At the recent Google I/O conference there was a demo of Google’s new Duplex AI Assistant. It was quite frankly amazing, so rather than describing it, you can instead see it yourself. Here is that demo …
“So umm Tuesday through Thursday we are open 11 to 2, and then reopen 4 to 9, and then Friday, Saturday, Sunday we… or Friday, Saturday we’re open 11 to 9 and then Sunday we’re open 1 to 9.”
When booking a restaurant, the lady answering misunderstands, and yet without any problem, it picks up and corrects her. It asks “I’d like to book a table for May 7th”. She replies, “For 7 people?“, and the AI responds, “No, for four people“.
What is clear is that those taking the calls from the AI have no idea that they are talking to a machine simulating a human. It is a very natural conversation laced with all the nuances of human speech and interaction.

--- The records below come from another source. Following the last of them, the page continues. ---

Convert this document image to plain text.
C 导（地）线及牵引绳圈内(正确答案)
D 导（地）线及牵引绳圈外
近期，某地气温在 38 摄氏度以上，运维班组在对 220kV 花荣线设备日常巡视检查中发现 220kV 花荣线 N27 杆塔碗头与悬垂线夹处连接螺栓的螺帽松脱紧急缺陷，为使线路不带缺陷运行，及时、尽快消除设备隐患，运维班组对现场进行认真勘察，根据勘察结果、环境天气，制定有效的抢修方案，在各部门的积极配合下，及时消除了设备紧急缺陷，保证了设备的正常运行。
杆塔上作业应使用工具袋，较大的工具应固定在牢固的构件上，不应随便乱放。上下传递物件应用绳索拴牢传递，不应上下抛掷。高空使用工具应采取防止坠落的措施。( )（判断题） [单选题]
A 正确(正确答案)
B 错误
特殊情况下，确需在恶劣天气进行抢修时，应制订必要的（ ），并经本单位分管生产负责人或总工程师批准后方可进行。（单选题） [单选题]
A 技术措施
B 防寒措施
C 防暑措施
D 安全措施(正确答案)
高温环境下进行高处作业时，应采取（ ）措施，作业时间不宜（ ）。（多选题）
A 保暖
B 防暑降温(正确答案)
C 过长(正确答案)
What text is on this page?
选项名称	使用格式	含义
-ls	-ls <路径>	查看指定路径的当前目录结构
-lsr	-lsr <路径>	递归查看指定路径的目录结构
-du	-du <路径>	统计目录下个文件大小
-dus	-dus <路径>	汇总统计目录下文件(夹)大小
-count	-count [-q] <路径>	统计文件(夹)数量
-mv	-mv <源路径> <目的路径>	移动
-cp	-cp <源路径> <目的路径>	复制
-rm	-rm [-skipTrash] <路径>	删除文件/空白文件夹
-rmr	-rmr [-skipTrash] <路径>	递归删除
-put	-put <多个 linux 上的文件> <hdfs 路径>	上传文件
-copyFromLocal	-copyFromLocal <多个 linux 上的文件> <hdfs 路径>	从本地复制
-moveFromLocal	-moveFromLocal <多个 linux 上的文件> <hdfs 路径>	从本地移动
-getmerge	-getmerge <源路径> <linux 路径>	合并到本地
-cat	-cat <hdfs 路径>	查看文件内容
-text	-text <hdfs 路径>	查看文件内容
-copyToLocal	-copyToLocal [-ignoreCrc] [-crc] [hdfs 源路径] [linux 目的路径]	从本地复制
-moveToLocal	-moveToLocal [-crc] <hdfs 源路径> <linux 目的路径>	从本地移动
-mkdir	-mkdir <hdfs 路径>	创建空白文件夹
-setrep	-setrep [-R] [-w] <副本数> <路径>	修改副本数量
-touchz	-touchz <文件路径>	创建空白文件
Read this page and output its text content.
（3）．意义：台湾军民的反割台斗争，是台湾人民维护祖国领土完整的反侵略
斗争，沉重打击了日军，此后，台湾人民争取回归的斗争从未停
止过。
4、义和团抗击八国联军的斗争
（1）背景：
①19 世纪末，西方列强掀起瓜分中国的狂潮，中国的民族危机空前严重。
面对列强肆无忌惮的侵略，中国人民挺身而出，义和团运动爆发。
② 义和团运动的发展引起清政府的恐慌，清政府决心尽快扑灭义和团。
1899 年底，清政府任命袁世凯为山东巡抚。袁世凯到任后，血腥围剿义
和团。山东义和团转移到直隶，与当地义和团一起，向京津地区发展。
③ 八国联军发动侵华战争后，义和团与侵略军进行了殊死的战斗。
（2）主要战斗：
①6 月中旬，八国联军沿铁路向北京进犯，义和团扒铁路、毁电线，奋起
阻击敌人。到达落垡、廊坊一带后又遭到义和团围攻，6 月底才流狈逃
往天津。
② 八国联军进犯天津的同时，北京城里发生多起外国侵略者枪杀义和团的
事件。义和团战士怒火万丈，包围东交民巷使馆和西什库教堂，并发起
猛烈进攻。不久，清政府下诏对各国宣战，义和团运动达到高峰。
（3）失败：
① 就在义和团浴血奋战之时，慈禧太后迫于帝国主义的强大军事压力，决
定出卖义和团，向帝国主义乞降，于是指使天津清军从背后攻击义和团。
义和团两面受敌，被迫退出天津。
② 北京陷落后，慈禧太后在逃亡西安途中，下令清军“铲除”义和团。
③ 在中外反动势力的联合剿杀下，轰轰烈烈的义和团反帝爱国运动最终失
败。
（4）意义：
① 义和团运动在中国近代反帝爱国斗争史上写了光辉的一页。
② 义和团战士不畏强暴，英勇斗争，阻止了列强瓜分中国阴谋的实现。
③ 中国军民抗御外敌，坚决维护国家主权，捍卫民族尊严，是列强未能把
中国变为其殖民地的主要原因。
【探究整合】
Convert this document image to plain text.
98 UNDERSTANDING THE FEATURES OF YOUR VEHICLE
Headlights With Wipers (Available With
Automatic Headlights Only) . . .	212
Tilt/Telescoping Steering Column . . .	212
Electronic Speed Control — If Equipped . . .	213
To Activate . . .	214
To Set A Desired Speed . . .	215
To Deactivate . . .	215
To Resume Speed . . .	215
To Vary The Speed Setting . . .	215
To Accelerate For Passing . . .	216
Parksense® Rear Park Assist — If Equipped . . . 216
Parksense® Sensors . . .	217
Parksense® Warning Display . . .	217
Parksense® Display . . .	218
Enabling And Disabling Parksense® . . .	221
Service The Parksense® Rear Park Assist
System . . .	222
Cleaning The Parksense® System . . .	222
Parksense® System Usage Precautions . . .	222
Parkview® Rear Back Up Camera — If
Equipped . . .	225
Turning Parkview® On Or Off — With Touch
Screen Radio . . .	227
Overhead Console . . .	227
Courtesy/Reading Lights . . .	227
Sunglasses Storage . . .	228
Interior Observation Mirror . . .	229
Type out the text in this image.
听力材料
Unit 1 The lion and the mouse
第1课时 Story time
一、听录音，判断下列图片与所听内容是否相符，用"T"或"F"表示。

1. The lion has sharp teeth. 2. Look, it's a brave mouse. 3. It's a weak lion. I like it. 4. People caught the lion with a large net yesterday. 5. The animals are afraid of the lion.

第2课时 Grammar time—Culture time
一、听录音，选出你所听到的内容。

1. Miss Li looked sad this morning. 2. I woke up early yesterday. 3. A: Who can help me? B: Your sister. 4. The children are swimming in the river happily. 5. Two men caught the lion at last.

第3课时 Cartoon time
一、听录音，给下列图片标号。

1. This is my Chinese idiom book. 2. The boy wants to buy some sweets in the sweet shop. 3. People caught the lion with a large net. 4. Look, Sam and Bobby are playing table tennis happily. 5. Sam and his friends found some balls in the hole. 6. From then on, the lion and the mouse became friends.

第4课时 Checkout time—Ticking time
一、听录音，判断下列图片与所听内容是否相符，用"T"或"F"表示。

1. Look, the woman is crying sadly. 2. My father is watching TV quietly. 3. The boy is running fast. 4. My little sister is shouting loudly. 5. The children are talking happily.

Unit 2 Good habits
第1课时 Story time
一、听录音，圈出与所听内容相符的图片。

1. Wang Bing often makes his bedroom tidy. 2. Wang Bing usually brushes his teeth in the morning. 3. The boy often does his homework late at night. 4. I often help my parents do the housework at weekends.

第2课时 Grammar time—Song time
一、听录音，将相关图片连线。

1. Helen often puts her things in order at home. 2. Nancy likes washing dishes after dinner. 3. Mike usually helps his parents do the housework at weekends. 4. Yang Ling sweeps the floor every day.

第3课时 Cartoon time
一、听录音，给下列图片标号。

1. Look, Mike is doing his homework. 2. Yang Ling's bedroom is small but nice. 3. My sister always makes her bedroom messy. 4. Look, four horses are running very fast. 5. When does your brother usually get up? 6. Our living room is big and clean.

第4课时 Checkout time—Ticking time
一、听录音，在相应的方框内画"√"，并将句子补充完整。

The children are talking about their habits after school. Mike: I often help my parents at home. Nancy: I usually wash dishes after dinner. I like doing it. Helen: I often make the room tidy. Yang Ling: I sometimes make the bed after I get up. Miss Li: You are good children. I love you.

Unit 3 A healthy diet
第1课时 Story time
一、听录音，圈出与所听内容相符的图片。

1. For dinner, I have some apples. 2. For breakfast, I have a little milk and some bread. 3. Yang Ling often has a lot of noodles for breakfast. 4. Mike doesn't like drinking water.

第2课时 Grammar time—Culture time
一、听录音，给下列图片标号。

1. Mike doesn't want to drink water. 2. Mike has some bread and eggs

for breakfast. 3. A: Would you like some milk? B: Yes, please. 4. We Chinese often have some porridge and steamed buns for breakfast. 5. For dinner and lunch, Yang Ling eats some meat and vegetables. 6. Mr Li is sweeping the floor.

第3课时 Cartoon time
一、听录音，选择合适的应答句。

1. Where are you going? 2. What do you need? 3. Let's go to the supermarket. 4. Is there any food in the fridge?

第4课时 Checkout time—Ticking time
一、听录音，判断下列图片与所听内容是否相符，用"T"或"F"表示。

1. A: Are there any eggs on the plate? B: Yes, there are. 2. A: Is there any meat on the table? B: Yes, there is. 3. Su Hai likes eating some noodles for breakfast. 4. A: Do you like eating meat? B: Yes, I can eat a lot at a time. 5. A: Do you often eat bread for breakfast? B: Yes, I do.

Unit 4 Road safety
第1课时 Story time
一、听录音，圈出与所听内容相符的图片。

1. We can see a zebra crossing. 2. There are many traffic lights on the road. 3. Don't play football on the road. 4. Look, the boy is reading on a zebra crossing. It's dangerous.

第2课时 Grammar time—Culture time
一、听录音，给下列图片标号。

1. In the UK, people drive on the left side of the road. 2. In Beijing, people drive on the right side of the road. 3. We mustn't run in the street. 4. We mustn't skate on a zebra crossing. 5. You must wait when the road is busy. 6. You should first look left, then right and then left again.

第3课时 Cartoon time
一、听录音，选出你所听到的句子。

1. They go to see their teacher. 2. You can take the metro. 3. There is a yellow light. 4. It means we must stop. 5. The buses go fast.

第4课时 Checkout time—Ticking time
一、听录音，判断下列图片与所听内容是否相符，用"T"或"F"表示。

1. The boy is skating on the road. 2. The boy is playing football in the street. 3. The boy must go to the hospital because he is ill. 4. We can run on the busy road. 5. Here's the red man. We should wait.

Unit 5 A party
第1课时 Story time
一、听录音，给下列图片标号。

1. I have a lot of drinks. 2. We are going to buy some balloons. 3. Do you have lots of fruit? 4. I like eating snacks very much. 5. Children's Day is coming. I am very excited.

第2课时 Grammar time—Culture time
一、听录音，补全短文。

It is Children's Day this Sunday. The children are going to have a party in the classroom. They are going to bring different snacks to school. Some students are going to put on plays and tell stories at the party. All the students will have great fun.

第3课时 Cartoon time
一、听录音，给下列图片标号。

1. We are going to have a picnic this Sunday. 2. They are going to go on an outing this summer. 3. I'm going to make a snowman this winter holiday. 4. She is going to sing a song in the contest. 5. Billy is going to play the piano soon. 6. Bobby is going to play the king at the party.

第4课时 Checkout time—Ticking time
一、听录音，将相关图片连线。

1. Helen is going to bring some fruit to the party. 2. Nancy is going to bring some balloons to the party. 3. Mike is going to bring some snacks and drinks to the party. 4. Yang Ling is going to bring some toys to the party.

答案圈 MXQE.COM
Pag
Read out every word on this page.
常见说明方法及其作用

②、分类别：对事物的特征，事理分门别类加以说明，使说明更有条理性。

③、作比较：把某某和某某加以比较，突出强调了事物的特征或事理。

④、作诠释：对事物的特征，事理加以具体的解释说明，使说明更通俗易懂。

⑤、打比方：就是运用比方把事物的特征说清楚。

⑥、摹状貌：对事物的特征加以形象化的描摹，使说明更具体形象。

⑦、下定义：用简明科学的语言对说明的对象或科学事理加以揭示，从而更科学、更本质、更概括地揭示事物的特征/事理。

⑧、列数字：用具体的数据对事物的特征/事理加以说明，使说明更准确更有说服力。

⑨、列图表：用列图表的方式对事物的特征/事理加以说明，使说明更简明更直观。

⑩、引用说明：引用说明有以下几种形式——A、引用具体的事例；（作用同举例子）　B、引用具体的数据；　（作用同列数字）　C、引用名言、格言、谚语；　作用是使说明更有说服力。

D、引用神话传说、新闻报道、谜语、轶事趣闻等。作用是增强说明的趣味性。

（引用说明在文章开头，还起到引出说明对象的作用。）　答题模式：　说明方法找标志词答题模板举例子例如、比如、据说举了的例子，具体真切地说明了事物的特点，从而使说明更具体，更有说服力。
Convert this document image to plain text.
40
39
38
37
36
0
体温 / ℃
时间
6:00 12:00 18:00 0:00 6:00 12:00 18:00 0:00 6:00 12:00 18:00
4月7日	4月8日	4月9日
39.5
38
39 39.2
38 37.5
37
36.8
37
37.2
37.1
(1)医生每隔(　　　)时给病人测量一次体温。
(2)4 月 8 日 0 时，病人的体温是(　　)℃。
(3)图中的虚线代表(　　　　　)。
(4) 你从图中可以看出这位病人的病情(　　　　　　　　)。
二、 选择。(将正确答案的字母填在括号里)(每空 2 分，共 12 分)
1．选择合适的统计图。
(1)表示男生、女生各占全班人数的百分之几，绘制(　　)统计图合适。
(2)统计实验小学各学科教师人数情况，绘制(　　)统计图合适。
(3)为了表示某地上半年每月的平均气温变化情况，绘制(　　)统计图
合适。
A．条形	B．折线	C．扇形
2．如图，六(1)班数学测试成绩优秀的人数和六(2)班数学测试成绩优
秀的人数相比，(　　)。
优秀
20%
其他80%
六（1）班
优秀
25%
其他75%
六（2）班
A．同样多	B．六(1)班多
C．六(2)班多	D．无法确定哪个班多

Knowing that it is a machine you can probably pick up some very subtle hints that it is a machine, but if you had not been primed, then you would have not have known.
Doing this is very challenging
This is not simple stuff, the problem of mimicking human interaction is highly complex. The Google AI blog explains the scope of the problem like this …
When people talk to each other, they use more complex sentences than when talking to computers. They often correct themselves mid-sentence, are more verbose than necessary, or omit words and rely on context instead; they also express a wide range of intents, sometimes in the same sentence, e.g., “So umm Tuesday through Thursday we are open 11 to 2, and then reopen 4 to 9, and then Friday, Saturday, Sunday we… or Friday, Saturday we’re open 11 to 9 and then Sunday we’re open 1 to 9.”
In natural spontaneous speech people talk faster and less clearly than they do when they speak to a machine, so speech recognition is harder and we see higher word error rates. The problem is aggravated during phone calls, which often have loud background noises and sound quality issues.
In longer conversations, the same sentence can have very different meanings depending on context. For example, when booking reservations “Ok for 4” can mean the time of the reservation or the number of people. Often the relevant context might be several sentences back, a problem that gets compounded by the increased word error rate in phone calls.
What is truly impressive is that they have successfully met this challenge.
But how does it work?
Briefly like this …
Human speech goes into the automatic speech recognition (ASR). This produces text that is analyzed with context data and other inputs to produce a response text that is read aloud through their text to speech (TTS) system.
That TTS also includes a synthesis TTS engine (using Tacotron and WaveNet) to control intonation depending on the circumstance.
They explain that TTS bit as follows …
The system also sounds more natural thanks to the incorporation of speech disfluencies (e.g. “hmm”s and “uh”s). These are added when combining widely differing sound units in the concatenative TTS or adding synthetic waits, which allows the system to signal in a natural way that it is still processing. (This is what people often do when they are gathering their thoughts.) In user studies, we found that conversations using these disfluencies sound more familiar and natural.
Also, it’s important for latency to match people’s expectations. For example, after people say something simple, e.g., “hello?”, they expect an instant response, and are more sensitive to latency. When we detect that low latency is required, we use faster, low-confidence models (e.g. speech recognition or endpointing). In extreme cases, we don’t even wait for our RNN, and instead use faster approximations (usually coupled with more hesitant responses, as a person would do if they didn’t fully understand their counterpart). This allows us to have less than 100ms of response latency in these situations. Interestingly, in some situations, we found it was actually helpful to introduce more latency to make the conversation feel more natural — for example, when replying to a really complex sentence.
Net effect of this is that it very successfully mimics human interaction.
It was promoted as an assistant that will simply phone up and make bookings for you. That however is not where this will go in the long term. You know that it will end up being incorporated into many different contexts.
One immediate and rather obvious observation is the thought of this technology being deployed to make robot calls. We have all received calls that are clearly machines. When invited to press 1 to speak to an operator so that you can buy a whizz-jig, (assuming you even listen that long), the vast majority will instead press “F-Off” by hanging up, then quickly add yet another number to a block list.
This however taps into our psychology. We think we are dealing with a human and so we spend a bit of time and effort going though the social norms of politely declining instead of a cold instant cutoff.
Is a machine that is perfectly mimicking a human and fooling you like this even ethical, because clearly you are being deceived?
Imagine this being deployed to send a misleading deceptive political or fraudulent message on a vast scale, and the voice used mimics somebody semi-famous such as a well-know political or business leader. You think they have personally called you, but it is just a machine. How comfortable do you feel about being tricked like that?
Regardless of how you might feel, pandoras box has been opened. Closing that lid is not an option.
Black Mirror Plot Twist.
This new Google Assistant dials 911 to make an emergency call for you and it is answered by Siri.